Autour de chaque abri/école, au moins 2, 3, 4, voire 5 bâtiments ont été détruits. Les éclats d’obus frappent les murs et y laissent de nombreux trous, des centaines de petits et de grands trous. Combien de personnes ont été blessées ou tuées à cause de ces destructions ? Je n’en sais vraiment rien.

Près de la porte de l’école, les conducteurs d’ânes se sont approprié un espace, comme une sorte de station de transport. Un âne tirant une charrette en bois avait l’habitude de déplacer des objets, désormais il déplace des gens. C’est devenu le seul moyen de transport en l’absence de carburant pour les véhicules. Et dans ce coin se trouve aussi toute la saleté que les ânes laissent derrière eux.

Au milieu de la rue se trouve un long ruisseau d’eau en mouvement, qui coupe la rue en deux. Malheureusement, ce n’est pas seulement de l’eau, c’est de l’eau mélangée aux eaux usées qui s’échappent des infrastructures détruites, d’une couleur foncée, gris foncé et noire, mélangée à de la terre, de la boue et de la vase. Les gens marchent dedans et s’en moquent, car il n’y a pas d’autre solution. Ce ruisseau ressemble à un grand anaconda noir, dégoûtant et remplissant l’atmosphère de sentiments lugubres.
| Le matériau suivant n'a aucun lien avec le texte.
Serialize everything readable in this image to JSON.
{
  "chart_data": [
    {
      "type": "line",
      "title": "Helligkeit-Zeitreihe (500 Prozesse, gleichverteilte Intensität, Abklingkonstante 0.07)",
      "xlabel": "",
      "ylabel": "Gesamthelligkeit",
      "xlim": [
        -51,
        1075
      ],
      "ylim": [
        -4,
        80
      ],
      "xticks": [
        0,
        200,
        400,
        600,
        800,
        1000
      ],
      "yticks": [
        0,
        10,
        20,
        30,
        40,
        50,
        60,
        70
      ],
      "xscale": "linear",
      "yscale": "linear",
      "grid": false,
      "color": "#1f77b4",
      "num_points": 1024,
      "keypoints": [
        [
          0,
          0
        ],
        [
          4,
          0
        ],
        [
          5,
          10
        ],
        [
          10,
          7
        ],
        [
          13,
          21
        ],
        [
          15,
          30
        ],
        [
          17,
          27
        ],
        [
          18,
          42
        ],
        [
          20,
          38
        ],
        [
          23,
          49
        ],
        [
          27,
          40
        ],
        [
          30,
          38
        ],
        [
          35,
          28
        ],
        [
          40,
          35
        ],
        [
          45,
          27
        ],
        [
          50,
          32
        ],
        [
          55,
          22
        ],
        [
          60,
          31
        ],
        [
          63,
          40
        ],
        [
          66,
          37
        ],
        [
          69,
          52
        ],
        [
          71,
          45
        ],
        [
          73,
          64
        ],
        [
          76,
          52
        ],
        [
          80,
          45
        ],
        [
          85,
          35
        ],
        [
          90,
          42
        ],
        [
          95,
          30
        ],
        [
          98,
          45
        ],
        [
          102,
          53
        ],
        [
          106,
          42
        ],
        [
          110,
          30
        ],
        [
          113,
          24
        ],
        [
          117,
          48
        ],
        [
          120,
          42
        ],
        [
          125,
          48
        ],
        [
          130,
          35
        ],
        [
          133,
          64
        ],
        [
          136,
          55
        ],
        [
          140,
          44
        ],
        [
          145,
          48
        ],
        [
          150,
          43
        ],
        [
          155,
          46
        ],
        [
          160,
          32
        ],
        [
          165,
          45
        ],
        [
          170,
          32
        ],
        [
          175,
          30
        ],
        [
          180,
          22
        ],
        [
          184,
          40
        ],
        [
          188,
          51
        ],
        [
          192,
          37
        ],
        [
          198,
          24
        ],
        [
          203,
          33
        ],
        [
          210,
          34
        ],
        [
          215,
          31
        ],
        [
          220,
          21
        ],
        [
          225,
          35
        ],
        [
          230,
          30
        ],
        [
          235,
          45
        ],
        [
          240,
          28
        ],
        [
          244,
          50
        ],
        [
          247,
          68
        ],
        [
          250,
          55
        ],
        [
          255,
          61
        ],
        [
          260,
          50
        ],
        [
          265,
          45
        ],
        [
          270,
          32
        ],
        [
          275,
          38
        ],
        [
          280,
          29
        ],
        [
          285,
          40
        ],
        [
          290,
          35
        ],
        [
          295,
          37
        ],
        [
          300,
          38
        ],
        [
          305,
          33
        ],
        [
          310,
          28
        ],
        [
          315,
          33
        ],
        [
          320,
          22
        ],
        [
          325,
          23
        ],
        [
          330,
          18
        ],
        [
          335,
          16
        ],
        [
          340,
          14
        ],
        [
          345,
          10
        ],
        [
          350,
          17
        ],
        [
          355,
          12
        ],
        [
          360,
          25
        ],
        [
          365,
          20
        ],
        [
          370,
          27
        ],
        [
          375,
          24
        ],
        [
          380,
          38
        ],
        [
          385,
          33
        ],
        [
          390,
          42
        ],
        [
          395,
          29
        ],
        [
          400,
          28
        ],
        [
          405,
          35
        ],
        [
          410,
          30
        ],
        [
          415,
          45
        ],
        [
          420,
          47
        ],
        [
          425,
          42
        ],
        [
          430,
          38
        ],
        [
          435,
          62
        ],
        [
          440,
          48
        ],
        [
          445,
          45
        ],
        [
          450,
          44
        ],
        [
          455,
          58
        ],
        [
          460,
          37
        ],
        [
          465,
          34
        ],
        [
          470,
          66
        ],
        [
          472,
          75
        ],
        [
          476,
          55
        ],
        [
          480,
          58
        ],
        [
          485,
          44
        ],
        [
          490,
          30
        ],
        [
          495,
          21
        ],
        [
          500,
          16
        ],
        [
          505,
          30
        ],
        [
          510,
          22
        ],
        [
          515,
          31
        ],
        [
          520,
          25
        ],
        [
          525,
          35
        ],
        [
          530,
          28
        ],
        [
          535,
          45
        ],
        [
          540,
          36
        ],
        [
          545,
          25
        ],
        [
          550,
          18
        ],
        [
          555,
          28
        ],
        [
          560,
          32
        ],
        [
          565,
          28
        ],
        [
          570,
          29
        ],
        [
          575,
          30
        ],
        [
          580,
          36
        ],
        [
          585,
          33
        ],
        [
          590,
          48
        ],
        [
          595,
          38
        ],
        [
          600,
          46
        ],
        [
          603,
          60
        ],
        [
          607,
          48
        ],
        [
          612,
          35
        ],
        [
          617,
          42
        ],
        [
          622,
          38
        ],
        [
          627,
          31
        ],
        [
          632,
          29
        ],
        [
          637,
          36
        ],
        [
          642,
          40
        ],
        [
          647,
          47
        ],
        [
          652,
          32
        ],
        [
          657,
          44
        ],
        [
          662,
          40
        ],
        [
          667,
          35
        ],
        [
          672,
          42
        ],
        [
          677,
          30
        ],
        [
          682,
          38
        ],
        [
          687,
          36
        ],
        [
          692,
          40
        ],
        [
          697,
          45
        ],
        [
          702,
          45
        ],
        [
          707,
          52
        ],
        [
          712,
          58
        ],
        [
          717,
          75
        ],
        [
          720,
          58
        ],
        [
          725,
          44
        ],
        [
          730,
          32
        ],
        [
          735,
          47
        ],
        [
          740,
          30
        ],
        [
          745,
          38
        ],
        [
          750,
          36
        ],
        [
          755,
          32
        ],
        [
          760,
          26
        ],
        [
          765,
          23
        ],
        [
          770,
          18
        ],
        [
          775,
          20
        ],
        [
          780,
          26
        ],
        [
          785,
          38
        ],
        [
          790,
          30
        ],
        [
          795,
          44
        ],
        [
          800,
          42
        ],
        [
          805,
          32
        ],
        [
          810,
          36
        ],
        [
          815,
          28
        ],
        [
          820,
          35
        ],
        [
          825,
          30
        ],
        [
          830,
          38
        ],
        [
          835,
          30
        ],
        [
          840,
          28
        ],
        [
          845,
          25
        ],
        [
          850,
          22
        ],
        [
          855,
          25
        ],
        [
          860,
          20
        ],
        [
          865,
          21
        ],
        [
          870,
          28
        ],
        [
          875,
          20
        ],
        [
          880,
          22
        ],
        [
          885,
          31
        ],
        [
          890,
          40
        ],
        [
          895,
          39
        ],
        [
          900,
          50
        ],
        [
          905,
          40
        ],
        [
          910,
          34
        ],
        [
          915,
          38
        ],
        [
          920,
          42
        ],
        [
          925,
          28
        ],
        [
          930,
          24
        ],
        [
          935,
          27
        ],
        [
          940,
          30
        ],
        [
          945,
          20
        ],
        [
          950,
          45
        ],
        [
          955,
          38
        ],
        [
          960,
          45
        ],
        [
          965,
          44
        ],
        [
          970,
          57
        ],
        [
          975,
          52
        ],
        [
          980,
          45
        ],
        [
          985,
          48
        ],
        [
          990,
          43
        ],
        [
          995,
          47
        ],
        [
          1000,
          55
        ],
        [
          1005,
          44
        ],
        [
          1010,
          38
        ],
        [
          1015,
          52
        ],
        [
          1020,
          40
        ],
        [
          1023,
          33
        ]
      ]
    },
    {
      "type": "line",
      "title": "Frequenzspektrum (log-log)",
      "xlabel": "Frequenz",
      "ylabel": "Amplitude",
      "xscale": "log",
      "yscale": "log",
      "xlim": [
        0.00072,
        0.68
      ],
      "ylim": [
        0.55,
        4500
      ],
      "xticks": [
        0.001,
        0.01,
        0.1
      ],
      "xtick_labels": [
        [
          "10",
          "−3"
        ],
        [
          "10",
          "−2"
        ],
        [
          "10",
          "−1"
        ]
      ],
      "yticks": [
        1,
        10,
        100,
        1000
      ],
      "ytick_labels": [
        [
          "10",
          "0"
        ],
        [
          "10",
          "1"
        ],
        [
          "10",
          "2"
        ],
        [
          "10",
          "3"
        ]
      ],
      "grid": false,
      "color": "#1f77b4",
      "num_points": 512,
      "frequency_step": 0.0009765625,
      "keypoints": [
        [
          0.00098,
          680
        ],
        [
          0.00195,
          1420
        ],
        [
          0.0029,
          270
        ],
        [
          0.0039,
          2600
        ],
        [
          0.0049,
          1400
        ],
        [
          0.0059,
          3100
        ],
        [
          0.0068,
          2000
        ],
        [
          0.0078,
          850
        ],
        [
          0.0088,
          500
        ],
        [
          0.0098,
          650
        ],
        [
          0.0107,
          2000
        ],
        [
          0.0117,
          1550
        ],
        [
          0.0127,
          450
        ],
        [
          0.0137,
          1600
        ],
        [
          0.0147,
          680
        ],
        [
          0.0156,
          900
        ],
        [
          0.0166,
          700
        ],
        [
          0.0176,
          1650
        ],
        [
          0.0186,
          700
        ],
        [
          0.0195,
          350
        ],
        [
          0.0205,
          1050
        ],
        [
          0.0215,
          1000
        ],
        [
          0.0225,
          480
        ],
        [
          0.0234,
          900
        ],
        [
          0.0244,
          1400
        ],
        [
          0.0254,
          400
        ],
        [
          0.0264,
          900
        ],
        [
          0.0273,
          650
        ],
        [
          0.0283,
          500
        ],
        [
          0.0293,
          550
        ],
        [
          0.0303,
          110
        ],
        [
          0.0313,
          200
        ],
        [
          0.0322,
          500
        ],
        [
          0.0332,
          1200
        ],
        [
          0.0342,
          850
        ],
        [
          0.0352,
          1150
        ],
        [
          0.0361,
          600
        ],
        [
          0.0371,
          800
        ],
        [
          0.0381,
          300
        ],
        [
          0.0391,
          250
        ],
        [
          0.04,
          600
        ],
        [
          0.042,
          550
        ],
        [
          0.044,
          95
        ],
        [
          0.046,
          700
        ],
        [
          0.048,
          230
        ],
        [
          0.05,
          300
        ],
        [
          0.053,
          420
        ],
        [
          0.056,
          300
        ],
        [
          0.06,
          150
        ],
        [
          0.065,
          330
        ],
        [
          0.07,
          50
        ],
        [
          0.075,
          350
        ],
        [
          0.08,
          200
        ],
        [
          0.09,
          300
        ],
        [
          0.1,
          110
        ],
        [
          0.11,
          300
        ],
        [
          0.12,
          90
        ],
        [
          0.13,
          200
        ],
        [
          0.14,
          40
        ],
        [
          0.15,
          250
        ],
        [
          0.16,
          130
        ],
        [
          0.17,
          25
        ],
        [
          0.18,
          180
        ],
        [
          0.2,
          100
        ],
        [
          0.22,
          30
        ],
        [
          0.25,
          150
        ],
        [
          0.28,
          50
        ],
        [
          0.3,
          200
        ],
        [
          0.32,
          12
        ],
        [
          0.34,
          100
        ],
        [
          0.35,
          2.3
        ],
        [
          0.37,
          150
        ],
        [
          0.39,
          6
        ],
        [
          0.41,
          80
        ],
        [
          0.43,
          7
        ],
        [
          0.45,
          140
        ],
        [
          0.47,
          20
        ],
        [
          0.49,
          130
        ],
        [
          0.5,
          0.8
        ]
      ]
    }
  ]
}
Il y a deux mois, ce marché était très propre et moderne. Aujourd’hui, les écoles et le marché de Nusairat ressemblent à s’y méprendre au marché parisien d’il y a 200 ans. Paris tel que décrit par Süskind dans le Parfum, comme la vie de Paris avant la révolution. C’est ce qu’Israël a fait, c’est ce qu’il veut.

*

10 décembre : Famine

Le marché, plein de monde... mais il n’y a plus de marché. Les magasins ont été détruits ou fermés. Après deux mois de fermeture complète, il n’y a plus rien à vendre dans ces magasins, qu’il s’agisse de matériel, de vêtements, de matières premières, n’importe quoi. Toutes les marchandises de toutes sortes sont finies ! Vidées !

Seuls quelques produits alimentaires et d’hygiène sont entrés grâçe l’UNRWA, pour être distribués aux personnes déplacées dans certaines écoles, mais pas toutes. Les gens remplissent toutes les écoles UNRWA, toutes les écoles gouvernementales, tous les clubs de sport, tous les collèges et universités qui n’ont pas encore été détruits, toutes les rues. L’UNRWA distribue son aide dans les écoles de l’UNRWA désignées comme abris.

Certains articles produits localement sont parfois disponibles. En voici quelques-uns, avec l’historique de leurs prix :

Illustration 1Agrandir l’image : Illustration 1 La principale zone agricole de la bande de Gaza est située dans les villages à l’est de Khan Younis, qui est maintenant une zone de guerre et est interdite d’accès.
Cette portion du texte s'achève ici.